Golbon, Mohammad, Naghd o siâhat (Critiques et Voyages),Téhéran, Ghatreh, 2004.
Pârsi Nejâd, Iradj, Fâtemeh Sayyâh va naghd-e adabi (Fâtemeh Sayyâh et la critique littéraire), Téhéran, Sokhan, 2010.
Sayyâh, Fâtemeh ; Nafissi, Saeed, « Adabiât-e moâser-e fârsi » (La littérature contemporaine persane), revue Payâm-e no, n° 1, 1943, pp.24-27.
- Le premier congrès des écrivains (1946), Les actes des congrès, 1947.
[1] Golbon Mohammad, Naghd o siâhat, Téhéran, Ghatreh, 2004, p.59.
[2] Vissarion Grigorievitch Belinski (1811-1848) était l’un des grands critiques littéraires russes du XIXe siècle.
[3] Nikolaï Gavrilovitch Tchernychevski (1811-1848) était un écrivain, philosophe et révolutionnaire russe.

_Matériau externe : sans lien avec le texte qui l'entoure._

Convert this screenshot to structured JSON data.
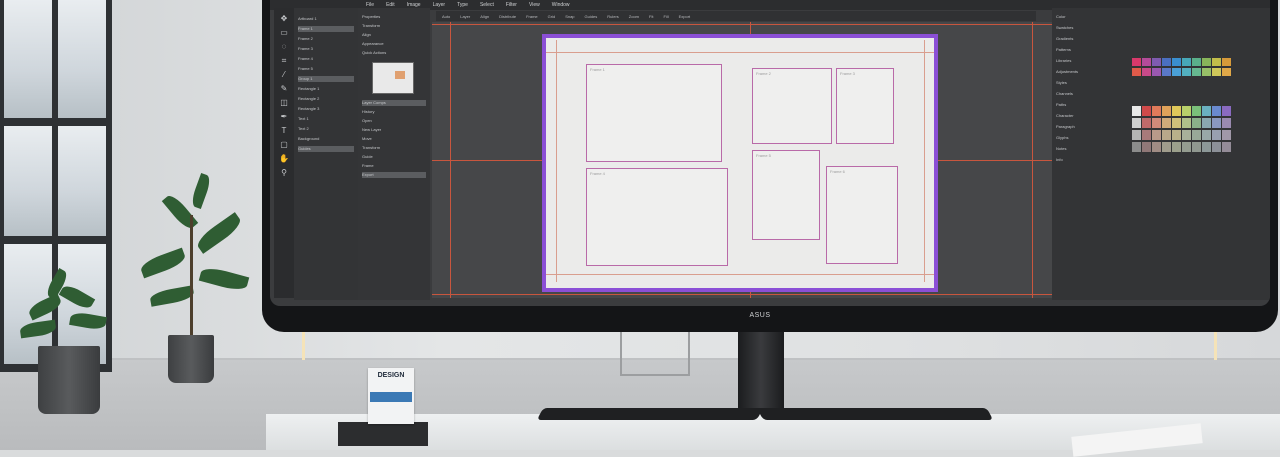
{
  "scene": {
    "description_tags": [
      "office",
      "curved-monitor",
      "design-app",
      "plants",
      "window"
    ]
  },
  "monitor": {
    "brand": "ASUS"
  },
  "app": {
    "menu_items": [
      "File",
      "Edit",
      "Image",
      "Layer",
      "Type",
      "Select",
      "Filter",
      "View",
      "Window"
    ],
    "options_items": [
      "Auto",
      "Layer",
      "Align",
      "Distribute",
      "Frame",
      "Grid",
      "Snap",
      "Guides",
      "Rulers",
      "Zoom",
      "Fit",
      "Fill",
      "Export"
    ],
    "tools": [
      "move",
      "marquee",
      "lasso",
      "crop",
      "eyedropper",
      "brush",
      "eraser",
      "pen",
      "type",
      "shape",
      "hand",
      "zoom"
    ],
    "layers": [
      {
        "label": "Artboard 1",
        "selected": false
      },
      {
        "label": "Frame 1",
        "selected": true
      },
      {
        "label": "Frame 2",
        "selected": false
      },
      {
        "label": "Frame 3",
        "selected": false
      },
      {
        "label": "Frame 4",
        "selected": false
      },
      {
        "label": "Frame 5",
        "selected": false
      },
      {
        "label": "Group 1",
        "selected": true
      },
      {
        "label": "Rectangle 1",
        "selected": false
      },
      {
        "label": "Rectangle 2",
        "selected": false
      },
      {
        "label": "Rectangle 3",
        "selected": false
      },
      {
        "label": "Text 1",
        "selected": false
      },
      {
        "label": "Text 2",
        "selected": false
      },
      {
        "label": "Background",
        "selected": false
      },
      {
        "label": "Guides",
        "selected": true
      }
    ],
    "properties": [
      {
        "label": "Properties",
        "selected": false
      },
      {
        "label": "Transform",
        "selected": false
      },
      {
        "label": "Align",
        "selected": false
      },
      {
        "label": "Appearance",
        "selected": false
      },
      {
        "label": "Quick Actions",
        "selected": false
      },
      {
        "label": "Layer Comps",
        "selected": true
      },
      {
        "label": "History",
        "selected": false
      },
      {
        "label": "Open",
        "selected": false
      },
      {
        "label": "New Layer",
        "selected": false
      },
      {
        "label": "Move",
        "selected": false
      },
      {
        "label": "Transform",
        "selected": false
      },
      {
        "label": "Guide",
        "selected": false
      },
      {
        "label": "Frame",
        "selected": false
      },
      {
        "label": "Export",
        "selected": true
      }
    ],
    "right_panel": {
      "items": [
        "Color",
        "Swatches",
        "Gradients",
        "Patterns",
        "Libraries",
        "Adjustments",
        "Styles",
        "Channels",
        "Paths",
        "Character",
        "Paragraph",
        "Glyphs",
        "Notes",
        "Info"
      ],
      "swatch_colors": [
        "#d8396b",
        "#b44b9a",
        "#7f5bb0",
        "#4a6fc0",
        "#3a8fd0",
        "#47a8b8",
        "#5ab08a",
        "#88b55a",
        "#c2bd4a",
        "#d69a3a",
        "#e05a4a",
        "#c84a8a",
        "#9a58b0",
        "#5a78c8",
        "#4aa0d8",
        "#52b0c0",
        "#66b890",
        "#98c068",
        "#d0c85a",
        "#e0a848"
      ],
      "palette_colors": [
        "#e8e8e8",
        "#d04a4a",
        "#e07a5a",
        "#e0a25a",
        "#e0c85a",
        "#b8d06a",
        "#7ac07a",
        "#6ab0c0",
        "#6a8ad0",
        "#8a6ac0",
        "#cfcfcf",
        "#c06a6a",
        "#d08a7a",
        "#d0aa7a",
        "#d0c07a",
        "#b0c08a",
        "#8ab08a",
        "#8aa8b0",
        "#8a98c0",
        "#9a8ab0",
        "#b4b4b4",
        "#a87a7a",
        "#b89a8a",
        "#b8a88a",
        "#b8b08a",
        "#a8b09a",
        "#98a898",
        "#98a8a8",
        "#98a0b0",
        "#a098a8",
        "#8c8c8c",
        "#907878",
        "#a08c84",
        "#a09c8c",
        "#9ca08c",
        "#949c90",
        "#909890",
        "#8c9898",
        "#8c9098",
        "#948c98"
      ]
    },
    "artboard": {
      "frames": [
        {
          "label": "Frame 1"
        },
        {
          "label": "Frame 2"
        },
        {
          "label": "Frame 3"
        },
        {
          "label": "Frame 4"
        },
        {
          "label": "Frame 5"
        },
        {
          "label": "Frame 6"
        }
      ]
    },
    "taskbar_icon_colors": [
      "#f0f0f0",
      "#3a8fd0",
      "#e0a83a",
      "#4aa048",
      "#d04a4a",
      "#8a6ac0",
      "#3a8fd0",
      "#e07a3a",
      "#5ab0b0",
      "#c84a8a",
      "#4a6fc0",
      "#d0c04a",
      "#6ab060",
      "#3a3a3a",
      "#8a8a8a"
    ]
  },
  "card": {
    "title": "DESIGN"
  }
}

[4] Publiée dans les numéros 4300 et 4301 du journal Irân.
[5] Ahmad Kasravi (1890-1946) était un historien, linguiste et réformateur iranien.
[6] Fâtemeh Sayyâh et Saeed Nafissi, « Adabiât-e moâser-e fârsi » (La littérature contemporaine persane), revue Payâm-e no, n° 1, 1943, pp.24-27.
[7] Nehzat-e zanân-e haghtalab va âzâdikhâh-e Irân a été lancé par certaines femmes révolutionnaires iraniennes suite à la Constitution. Leurs tentatives ont abouti à la publication de journaux et de revues, ainsi qu’à la fondation d’associations pour femmes. De même, elles ont ouvert la voie à la participation des femmes dans les activités sociales.
[8] Kânoun-e bânovân-e Irân
[9] Andjoman-e ravâbet-e Irân o Shoravi
[10] Andjoman-e moâvenat-e omoumi-e zanân-e shahr-e Tehrân
[11] Sâzmân-e zanân-e Irân
[12] Golbon, Mohammad, op.cit., p.62.
[13] Mohammad Golbon (1935-2013) était un chercheur et écrivain.